Berghold F, Schobersberger W
Institut für Sportwissenschaften, Universität Salzburg.
Wien Med Wochenschr. 1994;144(7):125-9.
Experimental and clinical tests carried out over the last few years have brought many new and important insights into the pathophysiology of the so-called high-altitude sickness. Overall, new, scientifically proven methods for the acute therapy of various forms of high-altitude sickness have been made, which can be used for medical practice. Azetazolamide: The clinical effectiveness and the improvement of the exchange of body gases seem to be, to a large extent, scientifically proven. Dexamethasone: Several scientifically controlled studies have proven the effectiveness of dexamethasone regarding the relief of symptoms mainly concerning cerebral high-altitude oedema. Controlled studies confirm a significant reduction of symptoms, compared to placebo methods, the effects vanishing after a 12-hour therapy. Nifedipine: The prescription of nifedipine for radiologically proven high-altitude oedema often leads to a clinical improvement, to an improved oxygenation, to a reduction of the alveolar-arterial oxygen gradient, as well as the pulmonary-arterial pressure and, thus, to a great extent, leads to progrediental oedema dissolution. However, in the practice of high-altitude hiking, this therapy has its natural limits and therefore must not lead to the neglection of prophylactics, which means, consistent acclimatisation regarding the classical rules of high-altitude hiking.

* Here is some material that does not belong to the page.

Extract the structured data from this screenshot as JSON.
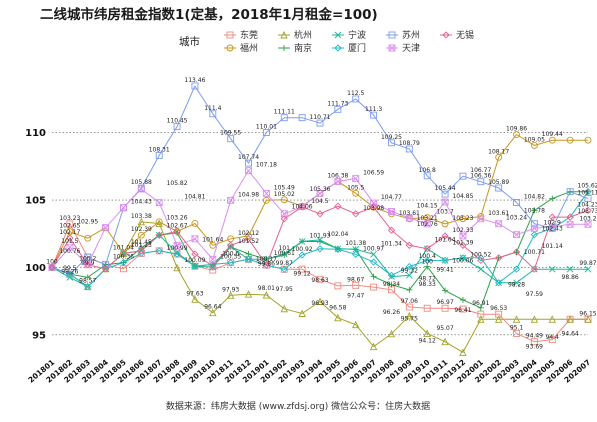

在过去几年中进行的实验和临床测试为所谓的高原病的病理生理学带来了许多新的重要见解。总体而言,已经开发出了新的、经过科学验证的各种形式高原病急性治疗方法,可用于医疗实践。乙酰唑胺:其临床有效性以及对气体交换的改善在很大程度上似乎已得到科学验证。地塞米松:多项科学对照研究已证明地塞米松在缓解主要与脑性高原水肿有关的症状方面是有效的。对照研究证实,与安慰剂方法相比,症状有显著减轻,治疗12小时后效果消失。硝苯地平:对于经放射学证实的高原水肿,使用硝苯地平治疗通常会使临床症状改善、氧合改善、肺泡-动脉血氧梯度降低以及肺动脉压降低,从而在很大程度上使水肿逐渐消退。然而,在高原徒步旅行的实践中,这种治疗有其天然的局限性,因此绝不能导致忽视预防措施,这意味着要按照高原徒步旅行的经典规则进行持续的适应。